I have a birthday coming up at the end of this week. I will be 48!! That is SO hard to believe. There is still a 20 something woman living inside this aging body. I remember when I was in my early 20's looking at people who were 50 and seeing an adult that was "getting older". =) I keep waiting to feel like I am one of those "older adults", but I still feel like this younger woman. I assume that those "older adults" still feel young as well. Time is something that just keeps on passing whether we want it to or not. I still would love more children, but maybe it will be grandchildren instead.

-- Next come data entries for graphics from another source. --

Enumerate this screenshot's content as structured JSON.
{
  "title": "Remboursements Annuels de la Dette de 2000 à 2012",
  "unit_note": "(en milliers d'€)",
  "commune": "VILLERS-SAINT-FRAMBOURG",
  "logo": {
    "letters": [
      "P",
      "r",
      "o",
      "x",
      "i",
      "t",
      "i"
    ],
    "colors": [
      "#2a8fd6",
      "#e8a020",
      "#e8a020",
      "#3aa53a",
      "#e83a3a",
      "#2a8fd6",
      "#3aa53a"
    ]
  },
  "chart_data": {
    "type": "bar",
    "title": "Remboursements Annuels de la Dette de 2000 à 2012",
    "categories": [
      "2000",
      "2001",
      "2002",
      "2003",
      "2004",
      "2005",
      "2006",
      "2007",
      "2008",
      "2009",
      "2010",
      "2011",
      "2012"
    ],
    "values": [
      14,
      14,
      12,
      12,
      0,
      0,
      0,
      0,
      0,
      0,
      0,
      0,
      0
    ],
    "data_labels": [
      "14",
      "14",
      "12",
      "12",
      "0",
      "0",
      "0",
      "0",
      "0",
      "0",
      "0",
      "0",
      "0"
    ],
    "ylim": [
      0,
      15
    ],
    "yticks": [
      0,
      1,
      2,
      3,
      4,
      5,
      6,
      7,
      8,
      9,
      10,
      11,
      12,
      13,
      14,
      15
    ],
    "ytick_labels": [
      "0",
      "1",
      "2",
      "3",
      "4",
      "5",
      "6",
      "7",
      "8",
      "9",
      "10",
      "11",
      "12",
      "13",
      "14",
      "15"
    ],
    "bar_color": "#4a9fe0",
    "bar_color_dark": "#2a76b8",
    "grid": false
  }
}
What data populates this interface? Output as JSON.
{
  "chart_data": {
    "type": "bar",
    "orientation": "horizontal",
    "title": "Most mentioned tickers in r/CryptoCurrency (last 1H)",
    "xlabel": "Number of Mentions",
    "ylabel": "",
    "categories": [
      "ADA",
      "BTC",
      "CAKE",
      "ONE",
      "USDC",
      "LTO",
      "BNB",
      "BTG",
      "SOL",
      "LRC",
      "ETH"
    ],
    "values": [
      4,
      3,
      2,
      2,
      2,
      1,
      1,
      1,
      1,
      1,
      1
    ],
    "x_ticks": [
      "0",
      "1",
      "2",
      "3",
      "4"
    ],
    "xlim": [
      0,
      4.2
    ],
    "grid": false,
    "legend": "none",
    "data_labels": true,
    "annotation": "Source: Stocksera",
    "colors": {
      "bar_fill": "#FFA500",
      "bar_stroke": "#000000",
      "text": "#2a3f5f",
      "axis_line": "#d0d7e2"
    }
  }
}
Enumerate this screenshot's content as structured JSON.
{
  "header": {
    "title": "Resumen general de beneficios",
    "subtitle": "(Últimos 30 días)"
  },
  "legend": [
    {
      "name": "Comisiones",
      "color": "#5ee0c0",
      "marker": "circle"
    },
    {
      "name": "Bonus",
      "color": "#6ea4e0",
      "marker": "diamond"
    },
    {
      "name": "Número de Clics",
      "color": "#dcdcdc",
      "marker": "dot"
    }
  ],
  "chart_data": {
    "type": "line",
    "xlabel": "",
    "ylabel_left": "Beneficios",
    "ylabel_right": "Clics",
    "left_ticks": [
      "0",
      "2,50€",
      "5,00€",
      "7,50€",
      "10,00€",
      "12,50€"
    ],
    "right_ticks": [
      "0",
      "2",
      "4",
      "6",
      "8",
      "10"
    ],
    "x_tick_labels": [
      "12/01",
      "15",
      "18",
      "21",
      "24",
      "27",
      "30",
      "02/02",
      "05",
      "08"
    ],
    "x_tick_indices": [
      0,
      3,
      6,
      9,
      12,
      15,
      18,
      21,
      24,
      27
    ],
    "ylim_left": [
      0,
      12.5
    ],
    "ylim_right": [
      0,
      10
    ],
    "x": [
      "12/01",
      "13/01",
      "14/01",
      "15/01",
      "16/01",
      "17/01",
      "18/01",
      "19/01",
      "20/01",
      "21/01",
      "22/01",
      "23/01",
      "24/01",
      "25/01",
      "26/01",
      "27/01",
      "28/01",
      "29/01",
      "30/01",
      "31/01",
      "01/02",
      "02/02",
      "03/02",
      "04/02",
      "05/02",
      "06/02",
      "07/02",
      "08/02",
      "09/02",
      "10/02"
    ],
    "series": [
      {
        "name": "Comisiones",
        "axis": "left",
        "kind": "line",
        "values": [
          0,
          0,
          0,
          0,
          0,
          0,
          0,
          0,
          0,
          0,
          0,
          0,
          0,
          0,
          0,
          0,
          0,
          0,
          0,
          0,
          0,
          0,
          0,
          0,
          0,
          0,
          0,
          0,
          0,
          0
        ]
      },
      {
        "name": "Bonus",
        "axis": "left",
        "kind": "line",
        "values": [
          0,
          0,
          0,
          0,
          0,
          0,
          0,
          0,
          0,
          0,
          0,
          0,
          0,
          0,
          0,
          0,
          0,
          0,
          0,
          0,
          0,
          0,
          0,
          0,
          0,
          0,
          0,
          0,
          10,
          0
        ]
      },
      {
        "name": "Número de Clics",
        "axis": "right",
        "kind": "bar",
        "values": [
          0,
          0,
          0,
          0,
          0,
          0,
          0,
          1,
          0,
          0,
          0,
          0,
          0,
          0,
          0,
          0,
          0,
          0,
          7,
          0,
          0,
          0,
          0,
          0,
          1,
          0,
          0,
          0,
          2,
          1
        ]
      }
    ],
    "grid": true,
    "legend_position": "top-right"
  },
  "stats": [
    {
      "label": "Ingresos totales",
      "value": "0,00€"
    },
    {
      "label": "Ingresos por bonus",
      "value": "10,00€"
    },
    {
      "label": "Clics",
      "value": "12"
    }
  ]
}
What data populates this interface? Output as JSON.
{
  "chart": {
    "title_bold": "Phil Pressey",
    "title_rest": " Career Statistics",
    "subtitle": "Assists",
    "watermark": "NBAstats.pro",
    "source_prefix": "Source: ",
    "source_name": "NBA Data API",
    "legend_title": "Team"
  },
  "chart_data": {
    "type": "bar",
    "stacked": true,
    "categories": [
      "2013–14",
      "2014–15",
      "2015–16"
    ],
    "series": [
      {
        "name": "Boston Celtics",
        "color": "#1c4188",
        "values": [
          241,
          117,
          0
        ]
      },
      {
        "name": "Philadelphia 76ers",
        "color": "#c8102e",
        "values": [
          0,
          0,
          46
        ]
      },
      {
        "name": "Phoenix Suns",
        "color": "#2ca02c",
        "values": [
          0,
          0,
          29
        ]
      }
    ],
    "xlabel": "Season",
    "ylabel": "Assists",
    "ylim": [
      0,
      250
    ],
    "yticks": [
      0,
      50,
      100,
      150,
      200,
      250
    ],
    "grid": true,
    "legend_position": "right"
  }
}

When you are going to be 48, you sit back and reflect where you are in life, where you thought you would be at this age and what caused the difference between the two. I was going to get married and have 12 babies. When the farm dream came and we pursued it, we again saw a house full of children helping us on the farm and living the "good life". God gave us a house with 6 bedrooms and we thought He was going to fill them up with children. Then we tried for a year and a half to adopt a sibling group of six. God has had other plans for us. As far as babies, He has given us one. He is a good one though. =) The Lord has placed lots of people in my life that do have lots of babies. Most of them have shared them with me. I had two friends who allowed me to be at their home births and then totally hog their children at church. I would have 2 babies in my arms and when someone asked to hold one, I would tell them to ask the mother of the baby. Both friends would say, "No, Marci has them." One of those two ladies, Rhonda, really shared her whole pregnancy with me. I got to help in the delivery and little Audrey was truly part mine. Melanie, who has a blog Candle By Night, shared her first little guy with me. Then just an hour after having her second one (at home), she called and told me to come over and cuddle that brand new little blessing. Not many people get to do that. So, God has blessed me, but in a different way than I envisioned.
The difference between the 2 outcomes of my life, is allowing the Lord to choose my path. His choosing is always for my best. He uses the hard things in life to hone me and to make me more like Him. However, He also showers down the blessings on us as well. I publically praise the Lord for all He has done for me!!